2nd 30 Day Letter Challenge: Day 29--Letter to a Mythical Creature

Dear Kendra,

[Readers, before you go scouring the interwebz on a quest to find this Kendra of which I speak, relax. She doesn't exist on the internet. She exists only in the minds of me, S, and our other friend whom neither of us really speaks to anymore, M*****. She was a character in a book S and I spent most of 8th grade coming up with the storyline for.] 

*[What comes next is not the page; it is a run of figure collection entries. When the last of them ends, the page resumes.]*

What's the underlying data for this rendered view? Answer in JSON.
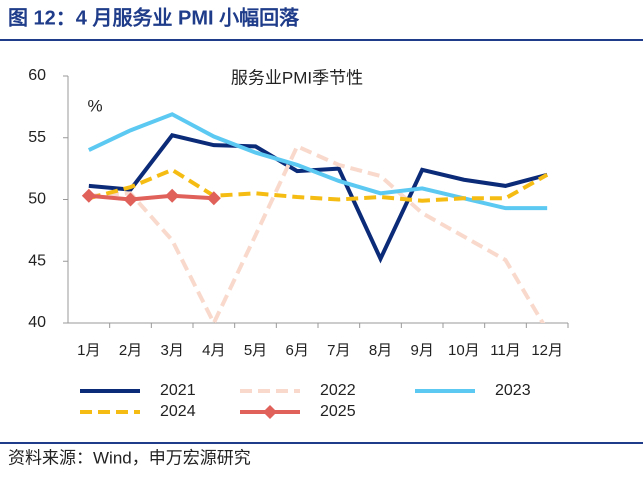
{
  "header": {
    "title": "图 12：4 月服务业 PMI 小幅回落"
  },
  "source": "资料来源：Wind，申万宏源研究",
  "chart_data": {
    "type": "line",
    "title": "服务业PMI季节性",
    "y_label": "%",
    "categories": [
      "1月",
      "2月",
      "3月",
      "4月",
      "5月",
      "6月",
      "7月",
      "8月",
      "9月",
      "10月",
      "11月",
      "12月"
    ],
    "ylim": [
      40,
      60
    ],
    "yticks": [
      40,
      45,
      50,
      55,
      60
    ],
    "series": [
      {
        "name": "2021",
        "color": "#0b2a78",
        "dash": false,
        "values": [
          51.1,
          50.8,
          55.2,
          54.4,
          54.3,
          52.3,
          52.5,
          45.2,
          52.4,
          51.6,
          51.1,
          52.0
        ]
      },
      {
        "name": "2022",
        "color": "#f9d9cc",
        "dash": true,
        "values": [
          50.3,
          50.5,
          46.7,
          40.0,
          47.1,
          54.3,
          52.8,
          51.9,
          48.9,
          47.0,
          45.1,
          39.4
        ]
      },
      {
        "name": "2023",
        "color": "#5cc9f2",
        "dash": false,
        "values": [
          54.0,
          55.6,
          56.9,
          55.1,
          53.8,
          52.8,
          51.5,
          50.5,
          50.9,
          50.1,
          49.3,
          49.3
        ]
      },
      {
        "name": "2024",
        "color": "#f5bd13",
        "dash": true,
        "values": [
          50.1,
          51.0,
          52.4,
          50.3,
          50.5,
          50.2,
          50.0,
          50.2,
          49.9,
          50.1,
          50.1,
          52.0
        ]
      },
      {
        "name": "2025",
        "color": "#e0605a",
        "dash": false,
        "marker": "diamond",
        "values": [
          50.3,
          50.0,
          50.3,
          50.1,
          null,
          null,
          null,
          null,
          null,
          null,
          null,
          null
        ]
      }
    ]
  }
}
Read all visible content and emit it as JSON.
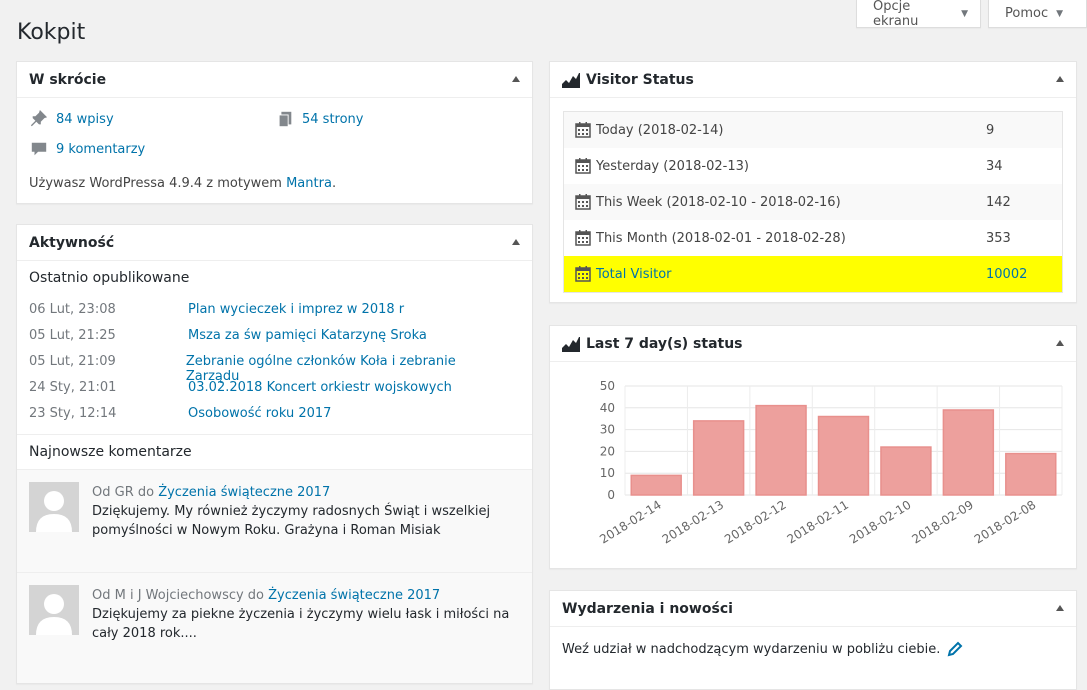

You were just a baby. The daughter of a mermaid and a sorcerer, you had powers the likes of which your world had never seen. A blank slate, you weren't inherently good or evil; you would end the battle once and for all, but whose side you were on depended on how you were raised. And so, under the cover of night, evil stole you from good's protected castle and whisked you away to a fortress dug deep inside a mountain in a long-forgotten range. A team of students was assembled to rescue you. They never made it. 
I loved you so much. You and everything you stood for. Looking back now at how obsessed we were with you, your protectors/defenders, and the forces of evil who held you captive, I have to laugh. But it was all so real then. Your entire world was the greatest figment my imagination will ever know. Your parents' parents, we were the masterminds behind both the plot to steal you and the quest to get you back. We made every minor success and major pitfall along the way. The unexpected detours that threatened to be your would-be saviors' undoing were our doing. We spent hours on the phone and in the library with this every day, planning the most minute of details. Children in our world, we were the ultimate masters in yours. If the guy who wrote Eragon could do it when he was a young teenager, why couldn't we? [Oh how I miss the days when 'Why not?' was reason enough to do something. Though I suppose there's no reason it can't still be.]
Your story never ended though. Sometime around the beginning of high school I simply lost interest. I looked at the unfinished 68 page outline [yes we were that serious] and couldn't believe how naive we were. I had this cold hard world moment where I didn't think anyone else would ever take us or our story seriously and I gave up on you. And I hated myself for it, so I tried to make up some ridiculous story about how writing the outline was boring me and I wanted to spend some time writing actual chapters, but no matter how hard I tried to dedicate myself, I couldn't give you the attention and love and respect you deserved. I just wasn't into it anymore. Maybe it stemmed from not being as close to S once I wasn't seeing him every day, maybe my life just got in the way, maybe I just grew up...I told him I didn't like what I was writing and that I needed to pick up some better writing skills before I could keep going. That I was going to develop them in the Creative Writing class I was going to take sophomore year and then I would start back up again. I took the class...but I never started up again.
I lost all interest in fantasy [at least, the magic and dragons and quests kind of fantasy] at the same time that I gave up on you. I couldn't bring myself to have anything to do with the genre. I don't know which loss of feeling came first. It was so bad that I could barely even finish the last Harry Potter book--I had to know what happened, but I wanted nothing to do with wands and wizardry anymore. I couldn't. I don't know why, but I just couldn't. I couldn't take it seriously anymore.
I'm sorry. I wish I had done better by you. And now you're gone, extant only in our memories, because my mom threw away the computer everything that related to you was stored on without asking me if there was anything I needed on it. I just came back from Princeton one break and it was gone. You were gone. So I'm sorry I couldn't do right by you. And S, I'm sorry I couldn't tell you the truth. I couldn't explain it then, and I still can't. Something in me disappeared and took you with it, Kendra. That's all I can say.